You know what? I took a stroll in my hometown today, with my aunt as my chaperone. You might be wondering why I even need a chaperone at my age when its 21st century already. But you know those parents who are ‘old-school’? Yeah, my parents are like that.

Anyways, my innocent intention in just wandering around town took a turn for the worst. You see, my aunt is a bit open. Call it ‘bulgar’ as you will but she’s that kind of person. So, back to the point, my aunt started to make little stops to her friend’s houses. But as entering her friend’s houses, I’ve learned bits and pieces about her wild teenage days before since she had no qualms about sharing her life story to eveybody. I knew that problems like ‘infidelity’, unwanted pregnancy, and other marital problem exists but I never knew that it was this horrible. I mean almost all of her ‘man friends’ are with their spouses only because of the accidental kids. But even that kind of situation does not stop them from dipping their fingers to different dishes. IYKWIM.

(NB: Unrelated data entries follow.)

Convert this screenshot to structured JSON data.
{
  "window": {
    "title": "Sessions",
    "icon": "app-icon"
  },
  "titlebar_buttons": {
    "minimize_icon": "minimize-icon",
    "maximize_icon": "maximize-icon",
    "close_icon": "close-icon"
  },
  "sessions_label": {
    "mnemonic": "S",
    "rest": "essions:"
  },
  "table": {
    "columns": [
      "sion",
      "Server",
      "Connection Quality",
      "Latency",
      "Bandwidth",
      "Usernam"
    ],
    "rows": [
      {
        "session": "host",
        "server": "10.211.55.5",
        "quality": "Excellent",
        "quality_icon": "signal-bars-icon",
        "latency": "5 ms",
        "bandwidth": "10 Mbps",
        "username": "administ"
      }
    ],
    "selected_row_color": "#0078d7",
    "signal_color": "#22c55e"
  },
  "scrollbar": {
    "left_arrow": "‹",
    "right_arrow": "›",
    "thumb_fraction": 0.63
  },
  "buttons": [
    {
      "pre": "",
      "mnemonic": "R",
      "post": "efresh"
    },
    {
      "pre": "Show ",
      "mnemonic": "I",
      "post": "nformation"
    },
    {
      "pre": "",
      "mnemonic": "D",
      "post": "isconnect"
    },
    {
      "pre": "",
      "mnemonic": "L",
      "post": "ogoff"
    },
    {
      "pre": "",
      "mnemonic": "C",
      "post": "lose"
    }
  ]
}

What happened to their marriage vows? What happened to the word ‘fidelity’? When did it change to ‘lies & other women’? I guess happy endings do not exist anymore. Everybody’s marrying for convenience thinking that money, children, and for the sake of security thinking that it is enough for a happy life. In the end, everyone will be miserable and unhappy. I hope the money & security they were looking for was when entering a marriage worth all the bitterness.

Denial

I therefore conclude that denial won’t get you anywhere. It only makes everything else a lot more complicated and confusing. It makes you miserable and bitter. So my advice? If you like someone, don’t even bother trying to rationalize it in an effort to put it in a neat little box and tuck in a corner of your mind because I’m telling you, it won’t work. Nothing else but admitting it will sooth the ache. And if the only reason that you’re even bothering to deny your feelings for that someone is the fact that you’re unwilling to risk losing the bond with him/her then you’re wasting your time rooting for him/her then.

Like I always say, “The heart wants what the heart wants, after all”, and I’m telling you it won’t settle for anything less. So, the way I see it, you only have two choices, and it’s either go BIG or go HOME. Meaning, if you want something so damn bad then you gotta do something big to get it otherwise if you let your fears and doubt cloud your judgement and stop you from doing things that you want then you might as well go home and be miserable.
If you’re experiencing this right now, I hope I’ve helped even a little bit.